Between the urgent need for progress and the absolute necessity of safety it is difficult to keep a sense of balance and one can easily make the mistake of being unnecessarily cautious. Such unnecessary caution was probably exercised when the Committee on Reactor Safeguards considered the earthquake hazard of the Brookhaven reactor on Long Island. A seismologist, who is a Jesuit Father, was asked to tell the committee[15] of the possibilities and probabilities of an earthquake on Long Island. The chairman[16] of the committee subjected the expert to a long and detailed questioning. After half an hour the Committee on Reactor Safeguards ran out of questions. But the Jesuit Father had not given any signs of running out of answers. The session being at an end the expert, looking the chairman of the committee firmly in the eye and in a more authoritative voice than he had yet used, said, “Mr. Chairman, I can assure you on the highest authority that there will be no major earthquakes on Long Island in the next fifty years.”
CHAPTER XVIII
By-products of Nuclear Reactors
Nuclear reactors generate energy with the help of nuclear fission. Every time a fission occurs we are left with radioactive by-products. It is most important to prevent the uncontrolled escape of these fission products from the reactor. Fortunately the dangerous products can be retained in the reactor—if the machine has been constructed and operated with reasonable care.
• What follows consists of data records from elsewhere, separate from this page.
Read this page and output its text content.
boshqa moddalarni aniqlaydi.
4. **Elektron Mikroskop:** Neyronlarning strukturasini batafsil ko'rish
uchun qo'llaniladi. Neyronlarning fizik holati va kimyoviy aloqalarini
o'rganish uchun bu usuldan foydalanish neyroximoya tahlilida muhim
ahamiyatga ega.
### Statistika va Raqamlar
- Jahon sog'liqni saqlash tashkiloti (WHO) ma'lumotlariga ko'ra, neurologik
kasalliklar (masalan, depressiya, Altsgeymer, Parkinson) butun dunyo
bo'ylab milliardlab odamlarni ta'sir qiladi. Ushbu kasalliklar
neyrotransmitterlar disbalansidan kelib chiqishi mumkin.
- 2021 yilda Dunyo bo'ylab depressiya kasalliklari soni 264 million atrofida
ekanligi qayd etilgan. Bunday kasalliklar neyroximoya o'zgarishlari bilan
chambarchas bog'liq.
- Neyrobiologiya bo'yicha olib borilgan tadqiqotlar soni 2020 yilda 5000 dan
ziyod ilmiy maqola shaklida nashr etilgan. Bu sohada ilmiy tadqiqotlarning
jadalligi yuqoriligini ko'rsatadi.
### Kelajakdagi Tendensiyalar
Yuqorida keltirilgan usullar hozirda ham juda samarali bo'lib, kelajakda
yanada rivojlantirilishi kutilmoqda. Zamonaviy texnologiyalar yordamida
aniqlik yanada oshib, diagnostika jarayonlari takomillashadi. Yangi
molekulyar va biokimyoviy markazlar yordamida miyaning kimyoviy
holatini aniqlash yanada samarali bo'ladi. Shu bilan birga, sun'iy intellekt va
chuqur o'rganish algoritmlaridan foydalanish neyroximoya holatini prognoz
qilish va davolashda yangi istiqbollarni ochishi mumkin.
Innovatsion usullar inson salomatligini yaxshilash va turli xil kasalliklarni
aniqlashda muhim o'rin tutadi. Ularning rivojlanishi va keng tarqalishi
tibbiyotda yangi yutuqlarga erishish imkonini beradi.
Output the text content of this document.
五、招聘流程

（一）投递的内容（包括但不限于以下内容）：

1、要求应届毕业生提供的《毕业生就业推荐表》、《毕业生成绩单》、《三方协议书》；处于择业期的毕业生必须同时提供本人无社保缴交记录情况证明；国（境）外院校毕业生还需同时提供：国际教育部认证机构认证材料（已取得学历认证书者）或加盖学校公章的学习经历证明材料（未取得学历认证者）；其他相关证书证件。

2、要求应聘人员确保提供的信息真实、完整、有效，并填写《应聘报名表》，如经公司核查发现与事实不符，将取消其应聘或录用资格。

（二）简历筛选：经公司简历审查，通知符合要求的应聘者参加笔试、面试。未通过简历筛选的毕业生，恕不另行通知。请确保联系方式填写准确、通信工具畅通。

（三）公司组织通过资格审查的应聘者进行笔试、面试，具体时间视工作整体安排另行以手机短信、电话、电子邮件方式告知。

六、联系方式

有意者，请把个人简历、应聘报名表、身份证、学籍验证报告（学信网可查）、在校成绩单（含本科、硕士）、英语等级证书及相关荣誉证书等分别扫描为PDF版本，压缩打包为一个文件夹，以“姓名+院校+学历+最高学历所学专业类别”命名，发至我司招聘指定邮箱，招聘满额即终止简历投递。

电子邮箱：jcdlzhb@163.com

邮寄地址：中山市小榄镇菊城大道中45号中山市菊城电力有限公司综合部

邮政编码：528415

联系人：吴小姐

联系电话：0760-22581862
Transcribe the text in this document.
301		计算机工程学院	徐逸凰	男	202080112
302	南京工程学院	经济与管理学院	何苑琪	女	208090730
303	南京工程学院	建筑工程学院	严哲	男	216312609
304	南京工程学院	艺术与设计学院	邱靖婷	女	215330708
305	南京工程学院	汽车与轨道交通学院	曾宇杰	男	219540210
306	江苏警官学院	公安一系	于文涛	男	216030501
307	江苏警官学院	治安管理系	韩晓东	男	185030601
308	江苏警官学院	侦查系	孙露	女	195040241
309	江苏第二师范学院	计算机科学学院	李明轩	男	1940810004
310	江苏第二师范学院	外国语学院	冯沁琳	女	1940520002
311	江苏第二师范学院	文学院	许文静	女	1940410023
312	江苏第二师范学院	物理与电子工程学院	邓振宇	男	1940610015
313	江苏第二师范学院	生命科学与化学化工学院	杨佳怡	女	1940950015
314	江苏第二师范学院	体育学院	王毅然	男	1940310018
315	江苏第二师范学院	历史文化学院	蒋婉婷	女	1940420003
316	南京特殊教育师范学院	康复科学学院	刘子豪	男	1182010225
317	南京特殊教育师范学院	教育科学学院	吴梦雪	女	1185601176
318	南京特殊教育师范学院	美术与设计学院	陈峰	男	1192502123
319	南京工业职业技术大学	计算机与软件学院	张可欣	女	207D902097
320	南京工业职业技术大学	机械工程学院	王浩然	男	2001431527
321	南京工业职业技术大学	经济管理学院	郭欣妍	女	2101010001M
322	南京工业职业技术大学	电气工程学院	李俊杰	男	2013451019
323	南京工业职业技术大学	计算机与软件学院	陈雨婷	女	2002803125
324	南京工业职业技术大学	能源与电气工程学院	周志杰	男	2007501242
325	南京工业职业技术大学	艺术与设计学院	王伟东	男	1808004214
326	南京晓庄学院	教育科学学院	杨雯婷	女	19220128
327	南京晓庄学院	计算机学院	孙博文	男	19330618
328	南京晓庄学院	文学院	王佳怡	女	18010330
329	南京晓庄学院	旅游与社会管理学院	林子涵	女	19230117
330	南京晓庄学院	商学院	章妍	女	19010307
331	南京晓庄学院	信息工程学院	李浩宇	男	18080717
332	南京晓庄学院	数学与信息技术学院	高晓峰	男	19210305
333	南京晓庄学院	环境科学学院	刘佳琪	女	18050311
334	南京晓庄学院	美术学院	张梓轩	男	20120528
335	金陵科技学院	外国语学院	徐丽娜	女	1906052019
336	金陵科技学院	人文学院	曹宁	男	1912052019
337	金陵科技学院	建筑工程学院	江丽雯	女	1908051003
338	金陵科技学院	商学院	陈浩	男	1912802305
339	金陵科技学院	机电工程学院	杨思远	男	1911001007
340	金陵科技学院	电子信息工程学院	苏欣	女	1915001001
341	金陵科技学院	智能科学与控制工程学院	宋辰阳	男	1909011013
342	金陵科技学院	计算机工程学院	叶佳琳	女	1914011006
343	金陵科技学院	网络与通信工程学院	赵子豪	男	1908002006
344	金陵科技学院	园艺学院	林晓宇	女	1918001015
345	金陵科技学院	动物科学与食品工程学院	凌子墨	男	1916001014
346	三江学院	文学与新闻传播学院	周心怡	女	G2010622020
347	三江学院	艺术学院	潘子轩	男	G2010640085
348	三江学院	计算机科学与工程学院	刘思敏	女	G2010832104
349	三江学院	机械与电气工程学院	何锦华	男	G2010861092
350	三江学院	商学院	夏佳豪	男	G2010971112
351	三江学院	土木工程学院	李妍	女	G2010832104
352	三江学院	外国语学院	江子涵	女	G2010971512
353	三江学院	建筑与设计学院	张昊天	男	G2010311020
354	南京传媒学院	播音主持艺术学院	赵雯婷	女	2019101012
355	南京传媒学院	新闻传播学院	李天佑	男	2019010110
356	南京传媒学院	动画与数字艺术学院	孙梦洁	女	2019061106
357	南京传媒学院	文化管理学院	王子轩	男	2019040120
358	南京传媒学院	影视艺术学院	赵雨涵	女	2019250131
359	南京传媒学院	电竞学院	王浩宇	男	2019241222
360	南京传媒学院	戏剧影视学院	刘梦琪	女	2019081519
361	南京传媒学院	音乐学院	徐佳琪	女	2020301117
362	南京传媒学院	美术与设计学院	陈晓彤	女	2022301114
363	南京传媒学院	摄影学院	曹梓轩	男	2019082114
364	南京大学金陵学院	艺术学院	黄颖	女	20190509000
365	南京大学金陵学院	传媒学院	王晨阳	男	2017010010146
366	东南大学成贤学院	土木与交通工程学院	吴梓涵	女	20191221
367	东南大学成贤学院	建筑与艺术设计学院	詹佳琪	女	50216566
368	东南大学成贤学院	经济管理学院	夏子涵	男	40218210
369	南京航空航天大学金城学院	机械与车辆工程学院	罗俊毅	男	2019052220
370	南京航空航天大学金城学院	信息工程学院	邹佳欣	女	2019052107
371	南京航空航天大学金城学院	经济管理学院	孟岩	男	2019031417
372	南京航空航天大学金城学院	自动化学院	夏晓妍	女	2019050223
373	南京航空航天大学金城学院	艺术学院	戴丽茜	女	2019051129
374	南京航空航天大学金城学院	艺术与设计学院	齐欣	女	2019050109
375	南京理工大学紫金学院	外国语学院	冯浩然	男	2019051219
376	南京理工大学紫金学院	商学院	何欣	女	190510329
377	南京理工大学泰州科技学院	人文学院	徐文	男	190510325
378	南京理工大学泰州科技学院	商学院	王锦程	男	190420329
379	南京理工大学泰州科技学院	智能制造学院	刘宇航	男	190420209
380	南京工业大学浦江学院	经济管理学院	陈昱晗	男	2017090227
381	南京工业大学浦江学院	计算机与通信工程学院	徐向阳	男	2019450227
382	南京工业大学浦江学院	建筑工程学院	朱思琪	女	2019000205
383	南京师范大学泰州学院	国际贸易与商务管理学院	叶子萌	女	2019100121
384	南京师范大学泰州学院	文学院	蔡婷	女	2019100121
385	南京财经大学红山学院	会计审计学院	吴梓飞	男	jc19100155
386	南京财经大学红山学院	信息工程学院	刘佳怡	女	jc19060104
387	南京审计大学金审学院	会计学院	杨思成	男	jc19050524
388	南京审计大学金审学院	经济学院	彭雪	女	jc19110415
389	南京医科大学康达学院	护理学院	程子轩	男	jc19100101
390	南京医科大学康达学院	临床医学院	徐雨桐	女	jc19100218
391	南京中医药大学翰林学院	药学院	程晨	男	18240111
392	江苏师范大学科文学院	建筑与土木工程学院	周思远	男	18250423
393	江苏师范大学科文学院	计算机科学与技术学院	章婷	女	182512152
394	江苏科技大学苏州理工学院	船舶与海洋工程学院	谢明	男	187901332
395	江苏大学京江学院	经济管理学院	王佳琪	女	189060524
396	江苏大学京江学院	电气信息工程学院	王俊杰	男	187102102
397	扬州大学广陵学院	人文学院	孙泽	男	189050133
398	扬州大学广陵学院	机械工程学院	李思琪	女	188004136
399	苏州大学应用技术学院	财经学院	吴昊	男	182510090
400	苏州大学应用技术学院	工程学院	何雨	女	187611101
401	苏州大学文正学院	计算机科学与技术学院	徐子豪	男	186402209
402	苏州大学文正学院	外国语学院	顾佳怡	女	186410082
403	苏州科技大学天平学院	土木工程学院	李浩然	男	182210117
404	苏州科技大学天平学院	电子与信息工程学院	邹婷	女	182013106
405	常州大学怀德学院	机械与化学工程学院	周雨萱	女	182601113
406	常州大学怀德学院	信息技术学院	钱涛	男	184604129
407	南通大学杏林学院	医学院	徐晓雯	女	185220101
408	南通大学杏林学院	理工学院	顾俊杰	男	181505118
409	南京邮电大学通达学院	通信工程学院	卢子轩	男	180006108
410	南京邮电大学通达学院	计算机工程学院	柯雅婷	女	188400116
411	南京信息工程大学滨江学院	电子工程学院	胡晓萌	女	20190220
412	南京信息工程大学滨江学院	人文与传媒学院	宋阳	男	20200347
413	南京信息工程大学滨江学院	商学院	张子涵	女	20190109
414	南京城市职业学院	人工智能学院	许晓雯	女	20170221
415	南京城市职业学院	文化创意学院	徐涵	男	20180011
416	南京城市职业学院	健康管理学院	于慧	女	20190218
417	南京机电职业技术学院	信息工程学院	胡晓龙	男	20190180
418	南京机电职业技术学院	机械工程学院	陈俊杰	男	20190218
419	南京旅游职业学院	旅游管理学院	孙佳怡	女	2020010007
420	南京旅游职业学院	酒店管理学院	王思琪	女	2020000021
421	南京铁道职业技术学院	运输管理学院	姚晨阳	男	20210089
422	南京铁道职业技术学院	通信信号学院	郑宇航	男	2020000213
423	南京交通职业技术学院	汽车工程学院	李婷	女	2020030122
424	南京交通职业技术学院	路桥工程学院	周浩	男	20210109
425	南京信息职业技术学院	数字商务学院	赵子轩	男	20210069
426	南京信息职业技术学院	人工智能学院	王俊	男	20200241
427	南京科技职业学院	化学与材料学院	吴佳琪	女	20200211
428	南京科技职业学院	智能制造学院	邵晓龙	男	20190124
In the end, however, the burnt or partly burnt uranium charge will have to be removed from the reactor and fresh charge, fresh fuel will have to be added. What will become of the fission products at this time?
During protracted operation of a reactor most of the short-lived fission products decay. Those with longer lives accumulate. The discharge of the reactor is strongly radioactive, and it will remain radioactive for many years. One certainly must not dispose of this radioactive waste in a careless manner. There are, however, many ways in which one can store such waste with reasonable safety.
One can deposit the radioactive material in well-built underground tanks. One can concentrate the activity, imprison it in concrete blocks, and deposit it at the bottom of the ocean. If one is very much worried he might even put the radioactivity in rockets and let it decay harmlessly in outer space. These procedures will cost money and will add to the expense of nuclear energy.
It would be far better if we could find a way in which the radioactive by-products could be made to serve a useful and safe purpose. Some of the by-products can be used and have been used. These uses are connected with some hazards. Furthermore, only a small fraction of the fission products have found good employment up to the present. But the importance of fission products is growing.
We are using them in research. A radioactive isotope imitates the behavior of its non-active brother in all chemical reactions and in all the intricate processes in which matter changes its form inside a living body. Furthermore a radioactive substance can be detected with the greatest ease. It can be found in a concentration which is less than a millionth of a safe radiation dose. What the microscope has been in the exploration of the structure of organisms, the radioactive elements may become in the understanding of the chemical functioning of living matter.
With better understanding there comes the possibility of using radioactive by-products for diagnosis. As with the medical use of X-rays the possible small damage due to radiation exposure should be regarded as the price for the help we can get from early and correct recognition of diseases.
In the treatment of patients, particularly in the case of persons stricken by cancer, radioactive destruction of the diseased tissue is often preferable to the use of the surgeon’s knife. Such radioactive treatment is new. There is much room for improvement. Appropriate use of radioactive substances for this purpose may become a far more powerful tool and much more widespread than it is at present.